Meu pai estava doente havia meses. Horas depois do seu falecimento, um vizinho, a me ver triste, aproximou-se e disse “não fique assim, menino...enquanto há vida, há esperança”. Retruquei docemente dizendo que meu pai já havia falecido naquela manhã. Ele: “Deus sabe o que faz, foi melhor assim, ele estava sofrendo, descansou, o céu está feliz agora, ele não quer te ver triste, você tem que cuidar da sua mãe, a vida continua, meus pêsames, parece que ele está sorrindo no caixão, ele foi um grande homem, se precisar de alguma coisa...”. Olhei pro meu vizinho e pedi que ele repetisse tudo aquilo pra eu anotar num caderninho todas aquelas falas que certamente eu ia precisar repetir futuramente, pra pessoas nessa situação. Aproveitei e lhe dei um folheto de um curso de teatro. Pois achei que ele podia melhorar um pouco as intenções do personagem daquela fala. Acho que ele esqueceu que a parte do texto que falava do meu pai sorrindo no caixão, só podia ter sido dita na cena do velório. Enfim, ele não decorou bem as falas e ensaiou muito pouco.
Sem dúvida, meu vizinho é um sábio popular, sabe dizer quase que ensaiado tudo o que uma pessoa “de bem” deve dizer numa hora dessas. E seu discurso pode mudar de um segundo pro outro, como foi o caso. Essa é a sabedoria que emana do povo.
As pessoas sempre tiram da manga um conselho sábio e bem oportuno pra manter os desanimados, esperançosos ou enxugar o leite derramado dos estabanados que esbarraram no copo. O problema é que na maioria das vezes os conselhos e consolos são superficiais demais.

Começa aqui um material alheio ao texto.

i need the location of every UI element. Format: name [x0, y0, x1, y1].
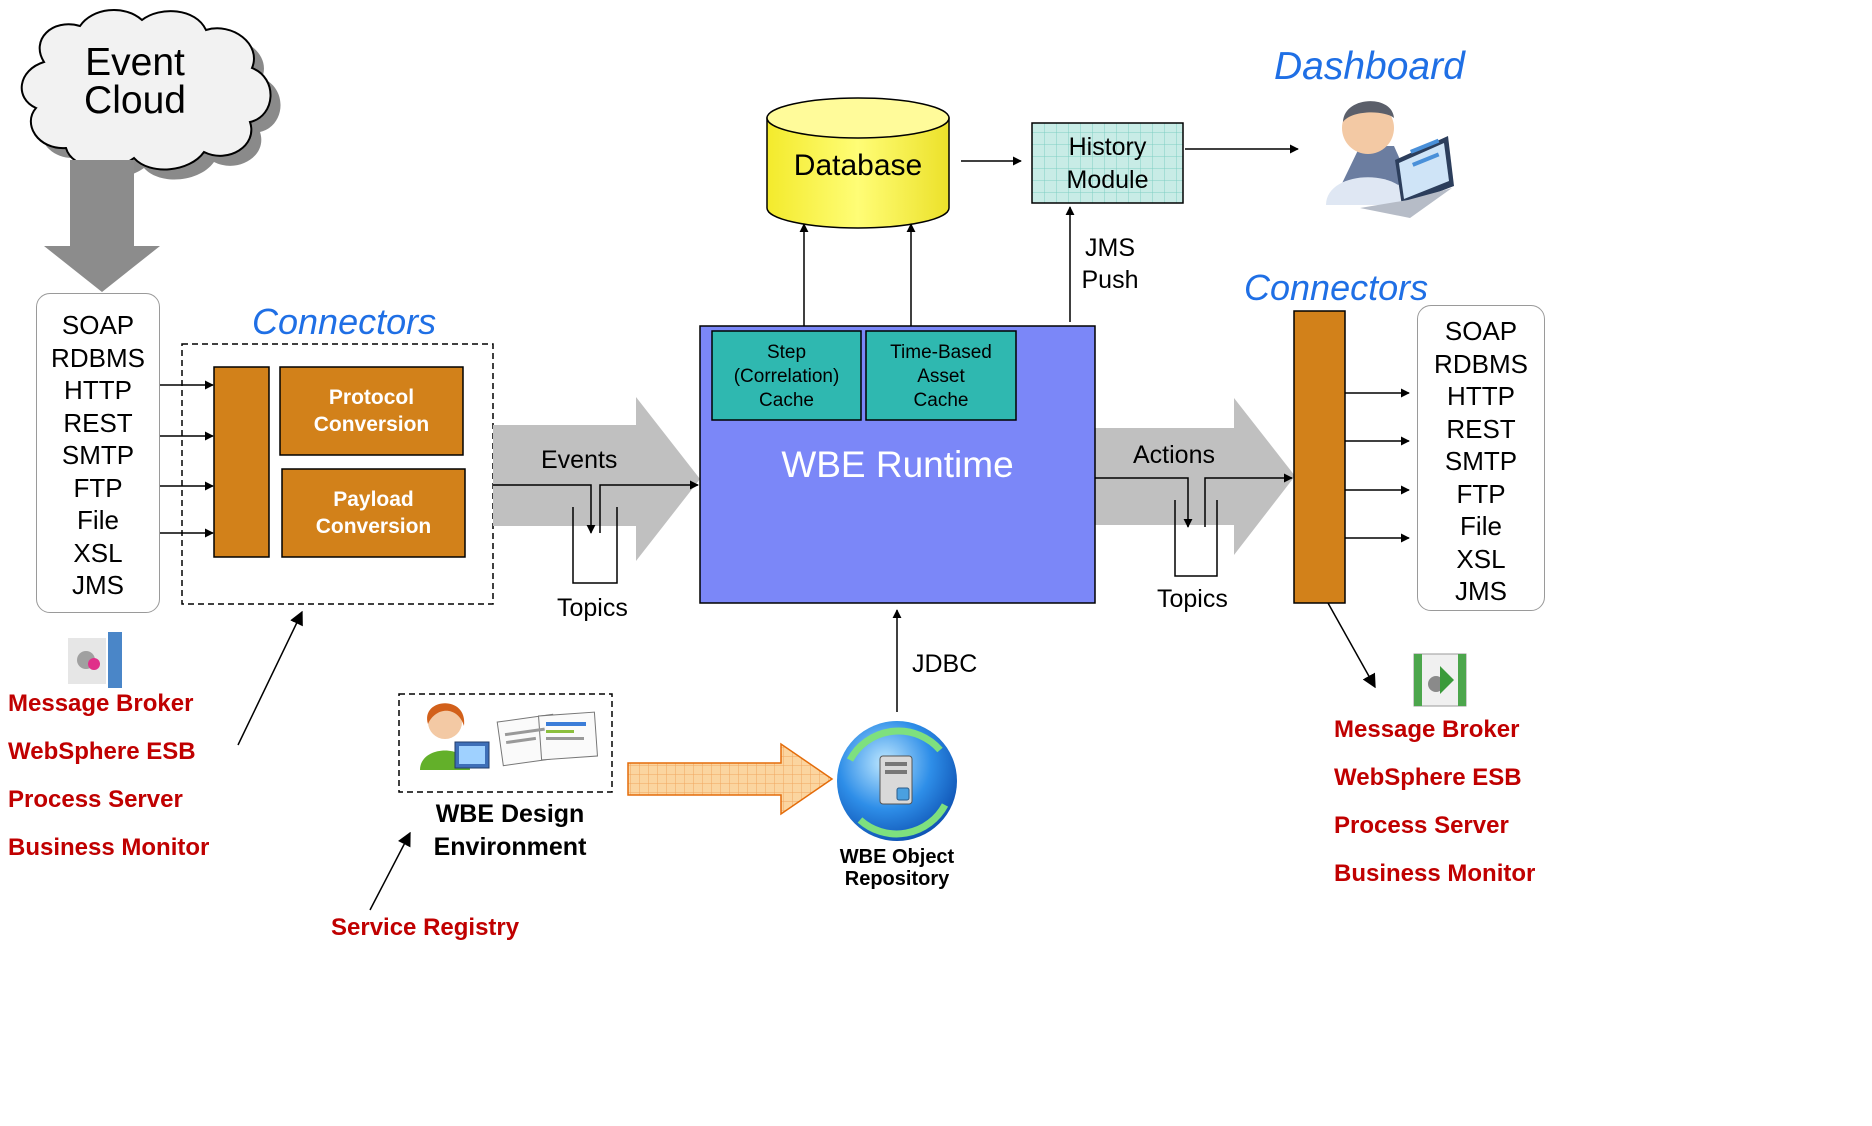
outbound-protocol-item: FTP	[1456, 478, 1506, 509]
outbound-protocol-item: SMTP	[1444, 446, 1518, 476]
service-registry-label: Service Registry	[331, 914, 520, 941]
server-globe-icon	[837, 721, 957, 841]
cloud-down-arrow	[44, 160, 160, 292]
user-laptop-icon	[1326, 101, 1454, 218]
protocol-conversion-label: Protocol Conversion	[313, 386, 430, 436]
event-cloud	[20, 8, 281, 180]
left-connector-bar	[213, 366, 270, 558]
right-connectors-title: Connectors	[1244, 267, 1429, 308]
protocol-conversion-box	[279, 366, 464, 456]
asset-cache-label: Time-Based Asset Cache	[890, 342, 992, 411]
left-connectors-title: Connectors	[252, 301, 437, 342]
outbound-protocol-item: REST	[1446, 413, 1516, 444]
step-cache-box	[711, 330, 862, 421]
history-module-box	[1031, 122, 1184, 204]
broker-mediation-icon	[1413, 653, 1467, 707]
history-module-label: History Module	[1066, 133, 1149, 194]
payload-conversion-box	[281, 468, 466, 558]
design-environment-box	[398, 693, 613, 793]
inbound-protocol-item: HTTP	[64, 375, 132, 405]
actions-flow-arrow	[1095, 398, 1295, 555]
outbound-protocol-item: XSL	[1456, 543, 1506, 574]
events-label: Events	[541, 446, 618, 474]
left-product-message-broker: Message Broker	[8, 690, 194, 717]
object-repository-label: WBE Object Repository	[839, 846, 955, 890]
right-connector-bar	[1293, 310, 1346, 604]
jdbc-label: JDBC	[912, 650, 978, 678]
topics-left-label: Topics	[557, 594, 628, 622]
design-screens-icon	[496, 711, 599, 767]
inbound-protocol-item: File	[77, 505, 119, 535]
design-environment-label: WBE Design Environment	[433, 800, 587, 861]
dashboard-title: Dashboard	[1274, 45, 1465, 88]
topics-left-queue	[493, 480, 699, 584]
inbound-protocol-list: SOAP RDBMS HTTP REST SMTP FTP File XSL J…	[36, 293, 160, 613]
outbound-arrows	[1327, 388, 1410, 689]
inbound-protocol-item: REST	[63, 407, 133, 438]
jms-push-label: JMS Push	[1081, 234, 1139, 294]
right-product-websphere-esb: WebSphere ESB	[1334, 764, 1522, 791]
outbound-protocol-item: HTTP	[1447, 381, 1515, 411]
inbound-protocol-item: RDBMS	[51, 342, 145, 373]
right-product-process-server: Process Server	[1334, 812, 1509, 839]
left-product-business-monitor: Business Monitor	[8, 834, 210, 861]
message-broker-icon	[68, 632, 122, 688]
actions-label: Actions	[1133, 441, 1215, 469]
outbound-protocol-item: SOAP	[1444, 316, 1518, 346]
inbound-arrows	[158, 380, 214, 538]
left-product-process-server: Process Server	[8, 786, 183, 813]
left-products-pointer	[237, 610, 303, 746]
step-cache-label: Step (Correlation) Cache	[733, 342, 840, 411]
runtime-label: WBE Runtime	[781, 444, 1014, 485]
outbound-protocol-item: JMS	[1455, 576, 1507, 606]
inbound-protocol-item: FTP	[73, 472, 123, 503]
topics-right-label: Topics	[1157, 585, 1228, 613]
event-cloud-label: Event Cloud	[84, 41, 186, 122]
outbound-protocol-list: SOAP RDBMS HTTP REST SMTP FTP File XSL J…	[1417, 305, 1545, 611]
inbound-protocol-item: SMTP	[61, 440, 135, 470]
inbound-protocol-item: JMS	[72, 570, 124, 600]
left-product-websphere-esb: WebSphere ESB	[8, 738, 196, 765]
runtime-to-database-arrows	[799, 144, 1299, 326]
right-product-message-broker: Message Broker	[1334, 716, 1520, 743]
design-to-repository-arrow	[627, 742, 834, 816]
inbound-protocol-item: SOAP	[61, 310, 135, 340]
designer-user-icon	[420, 703, 490, 770]
right-product-business-monitor: Business Monitor	[1334, 860, 1536, 887]
database-cylinder	[766, 97, 950, 229]
inbound-protocol-item: XSL	[73, 537, 123, 568]
events-flow-arrow	[493, 397, 700, 561]
asset-cache-box	[865, 330, 1017, 421]
payload-conversion-label: Payload Conversion	[315, 488, 432, 538]
database-label: Database	[793, 149, 923, 182]
service-registry-pointer	[369, 831, 411, 911]
outbound-protocol-item: RDBMS	[1434, 348, 1528, 379]
topics-right-queue	[1095, 473, 1293, 577]
outbound-protocol-item: File	[1460, 511, 1502, 541]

A rota de vôo de nossas vidas deve ser planejada por nós mesmo, mas a sabedoria popular nos conduz ao senso comum, nos estagnando e nos transformando em marionetes existenciais. A sabedoria popular deseja que você DEXISTA. Existir é uma afronta ao modelo social vigente. Insista, exista, mesmo solitário. Pois antes só do que mal acompanhado.